Any British person who has spent time in France and experienced the bread ecosystem undergoes a culinary petit mort and then a slightly larger damascene conversion, prompted by the question ‘why don’t we have this at home?’ It’s a sudden, visceral understanding that things could be otherwise, that the way we live is not inevitable but chosen, and that the choice was made badly. It would be nice if that conversion could happen digitally. For the moment, at least, it will not be happening in Westminster.

*

There is a scene that plays out every morning in Longeville-sur-Mer, as it does in every small town in France. I walk to Les Petits Pains. I point at the apple crumble tart. The woman behind the counter smiles, because she already knew. I take my pain de campagne and my coffee and the frankly excessive amount of cake and I walk back through streets that are quiet, and scaled for walking, and lined with small shops that exist because people walk past them every day on the way to buy bread.

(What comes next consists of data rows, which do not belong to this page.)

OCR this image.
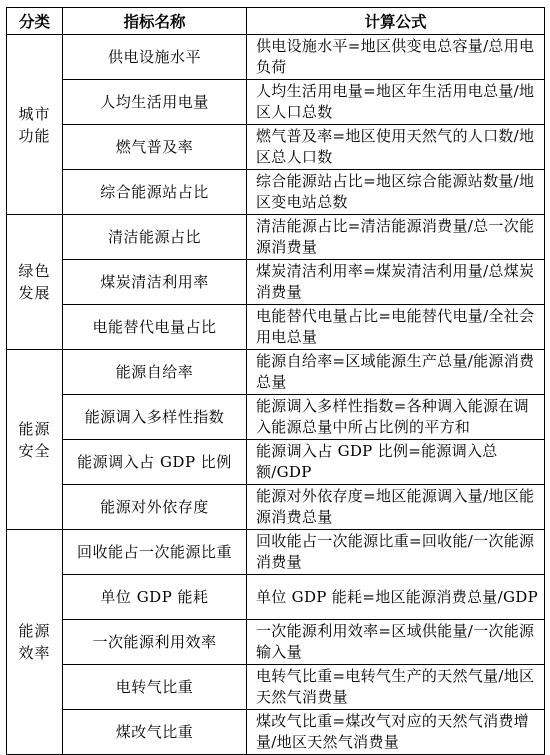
分类	指标名称	计算公式

城市
功能	供电设施水平	供电设施水平=地区供变电总容量/总用电负荷
	人均生活用电量	人均生活用电量=地区年生活用电总量/地区人口总数
	燃气普及率	燃气普及率=地区使用天然气的人口数/地区总人口数
	综合能源站占比	综合能源站占比=地区综合能源站数量/地区变电站总数

绿色
发展	清洁能源占比	清洁能源占比=清洁能源消费量/总一次能源消费量
	煤炭清洁利用率	煤炭清洁利用率=煤炭清洁利用量/总煤炭消费量
	电能替代电量占比	电能替代电量占比=电能替代电量/全社会用电总量

能源
安全	能源自给率	能源自给率=区域能源生产总量/能源消费总量
	能源调入多样性指数	能源调入多样性指数=各种调入能源在调入能源总量中所占比例的平方和
	能源调入占 GDP 比例	能源调入占 GDP 比例=能源调入总额/GDP
	能源对外依存度	能源对外依存度=地区能源调入量/地区能源消费总量

能源
效率	回收能占一次能源比重	回收能占一次能源比重=回收能/一次能源消费量
	单位 GDP 能耗	单位 GDP 能耗=地区能源消费总量/GDP
	一次能源利用效率	一次能源利用效率=区域供能量/一次能源输入量
	电转气比重	电转气比重=电转气生产的天然气量/地区天然气消费量
	煤改气比重	煤改气比重=煤改气对应的天然气消费增量/地区天然气消费量
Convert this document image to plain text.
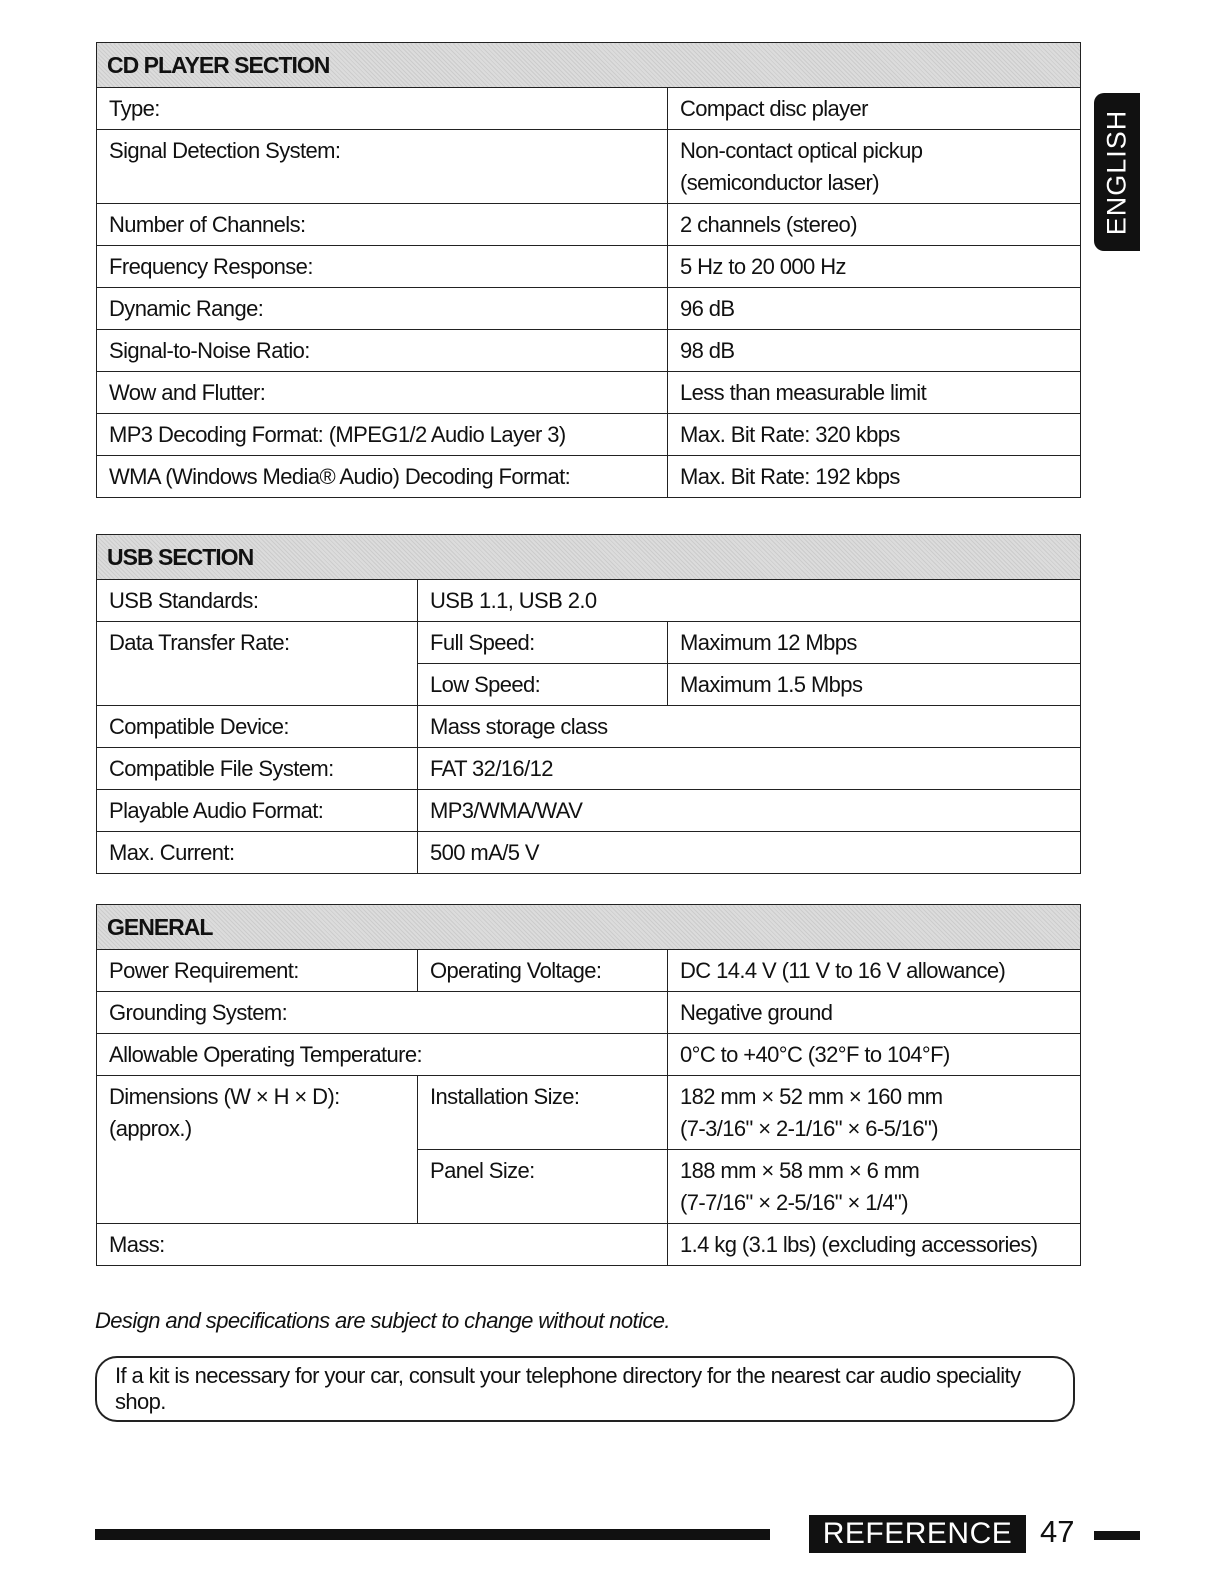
CD PLAYER SECTION	
Type:	Compact disc player
Signal Detection System:	Non-contact optical pickup
(semiconductor laser)

Number of Channels:	2 channels (stereo)
Frequency Response:	5 Hz to 20 000 Hz
Dynamic Range:	96 dB
Signal-to-Noise Ratio:	98 dB
Wow and Flutter:	Less than measurable limit
MP3 Decoding Format: (MPEG1/2 Audio Layer 3)	Max. Bit Rate: 320 kbps
WMA (Windows Media® Audio) Decoding Format:	Max. Bit Rate: 192 kbps
USB SECTION		
USB Standards:	USB 1.1, USB 2.0	
Data Transfer Rate:	Full Speed:	Maximum 12 Mbps
	Low Speed:	Maximum 1.5 Mbps
Compatible Device:	Mass storage class	
Compatible File System:	FAT 32/16/12	
Playable Audio Format:	MP3/WMA/WAV	
Max. Current:	500 mA/5 V	
GENERAL		
Power Requirement:	Operating Voltage:	DC 14.4 V (11 V to 16 V allowance)
Grounding System:		Negative ground
Allowable Operating Temperature:		0°C to +40°C (32°F to 104°F)
Dimensions (W × H × D): (approx.)	Installation Size:	182 mm × 52 mm × 160 mm
(7-3/16" × 2-1/16" × 6-5/16")

	Panel Size:	188 mm × 58 mm × 6 mm
(7-7/16" × 2-5/16" × 1/4")

Mass:		1.4 kg (3.1 lbs) (excluding accessories)
Design and specifications are subject to change without notice.
If a kit is necessary for your car, consult your telephone directory for the nearest car audio speciality shop.
ENGLISH
REFERENCE 47
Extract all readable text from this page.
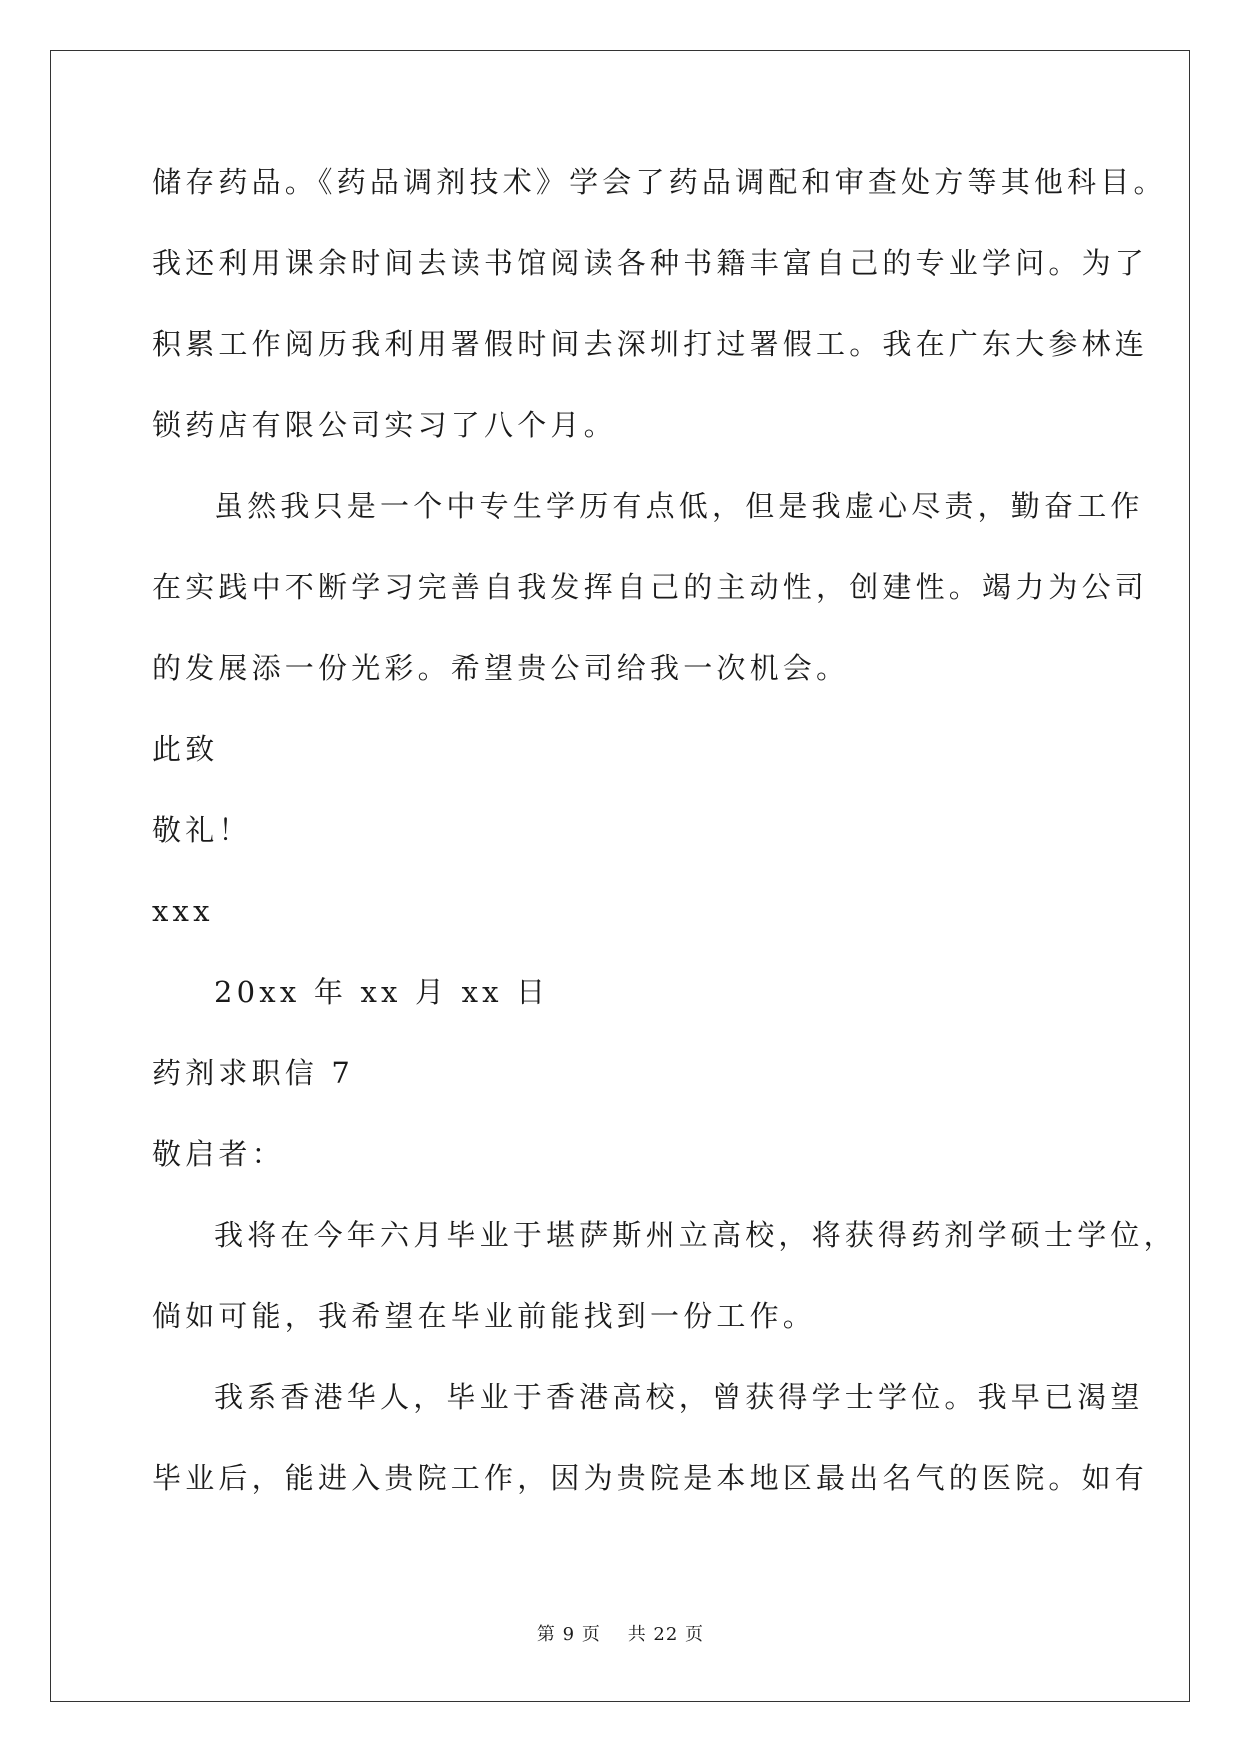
储存药品。《药品调剂技术》学会了药品调配和审查处方等其他科目。
我还利用课余时间去读书馆阅读各种书籍丰富自己的专业学问。为了
积累工作阅历我利用署假时间去深圳打过署假工。我在广东大参林连
锁药店有限公司实习了八个月。
虽然我只是一个中专生学历有点低，但是我虚心尽责，勤奋工作
在实践中不断学习完善自我发挥自己的主动性，创建性。竭力为公司
的发展添一份光彩。希望贵公司给我一次机会。
此致
敬礼！
xxx
20xx 年 xx 月 xx 日
药剂求职信 7
敬启者：
我将在今年六月毕业于堪萨斯州立高校，将获得药剂学硕士学位，
倘如可能，我希望在毕业前能找到一份工作。
我系香港华人，毕业于香港高校，曾获得学士学位。我早已渴望
毕业后，能进入贵院工作，因为贵院是本地区最出名气的医院。如有
第 9 页    共 22 页
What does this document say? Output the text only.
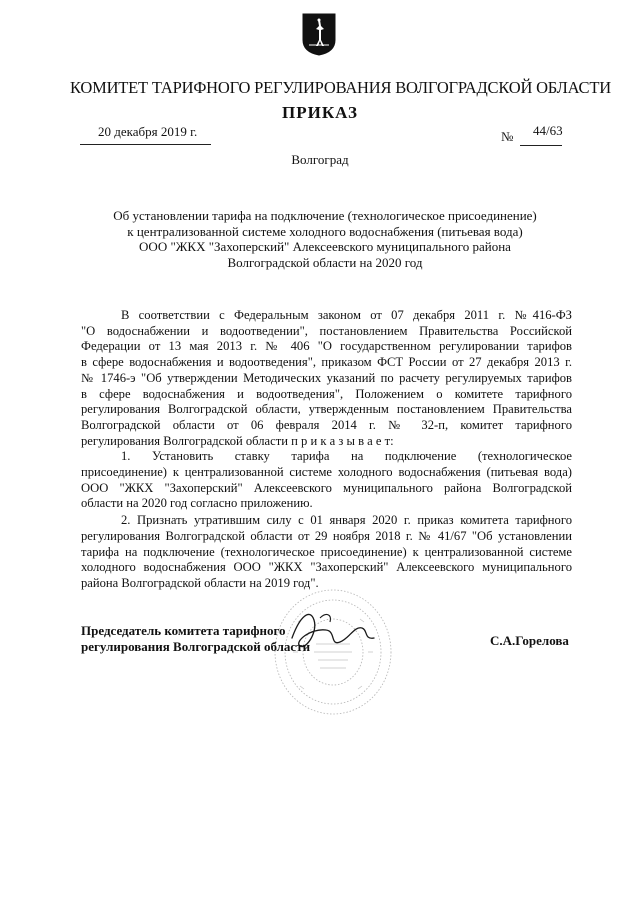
КОМИТЕТ ТАРИФНОГО РЕГУЛИРОВАНИЯ ВОЛГОГРАДСКОЙ ОБЛАСТИ
ПРИКАЗ
20 декабря 2019 г.	№ 44/63
Волгоград
Об установлении тарифа на подключение (технологическое присоединение)
к централизованной системе холодного водоснабжения (питьевая вода)
ООО "ЖКХ "Захоперский" Алексеевского муниципального района
Волгоградской области на 2020 год

В соответствии с Федеральным законом от 07 декабря 2011 г. №416-ФЗ

"О водоснабжении и водоотведении", постановлением Правительства Российской

Федерации от 13 мая 2013 г. № 406 "О государственном регулировании тарифов

в сфере водоснабжения и водоотведения", приказом ФСТ России от 27 декабря 2013 г.

№ 1746-э "Об утверждении Методических указаний по расчету регулируемых тарифов

в сфере водоснабжения и водоотведения", Положением о комитете тарифного

регулирования Волгоградской области, утвержденным постановлением Правительства

Волгоградской области от 06 февраля 2014 г. № 32-п, комитет тарифного

регулирования Волгоградской области п р и к а з ы в а е т:

1. Установить ставку тарифа на подключение (технологическое

присоединение) к централизованной системе холодного водоснабжения (питьевая вода)

ООО "ЖКХ "Захоперский" Алексеевского муниципального района Волгоградской

области на 2020 год согласно приложению.

2. Признать утратившим силу с 01 января 2020 г. приказ комитета тарифного

регулирования Волгоградской области от 29 ноября 2018 г. № 41/67 "Об установлении

тарифа на подключение (технологическое присоединение) к централизованной системе

холодного водоснабжения ООО "ЖКХ "Захоперский" Алексеевского муниципального

района Волгоградской области на 2019 год".

Председатель комитета тарифного
регулирования Волгоградской области	С.А.Горелова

It is an unremarkable scene. It is also, I have come to believe, a model for the kind of digital life we should be building; one organised around freshness rather than shelf-stability, craft rather than volume, locality rather than scale, daily human exchange rather than algorithmic intermediation. An internet of boulangeries rather than supermarkets. An internet where a Marcel or a Luc can do extraordinary work in a small place, sustained by an ecosystem that values craft, supported by institutions that understand what's worth protecting.

Macron is right that France cannot afford to be a vassal of American technology, but he is looking for sovereignty in the wrong place. The €109 billion buys compute but it does not buy an ecosystem. The raid on Twitter’s offices enforces compliance but It does not build an alternative. The rhetoric about European preference is stirring but It is not, on its own, a policy.

The policy is already there, baked (ha!) into the institutional DNA of French life. Protect the conditions for craft. Define what counts as genuine production. Remove the legal barriers that criminalise competition with industrial monopoly. Let people bake their own bread.

France knows how to do this. It has known for centuries. It simply hasn't yet recognised that the principle applies beyond flour.

The wolves changed the rivers by existing. The boulangerie changed France by existing. The question for Macron, and for Europe, is whether they are willing to let the digital boulangerie exist too; to remove the laws that forbid it, to protect the conditions that sustain it, and to trust that the cascade will do the rest.

The bread already contains the answer. Someone should tell the president.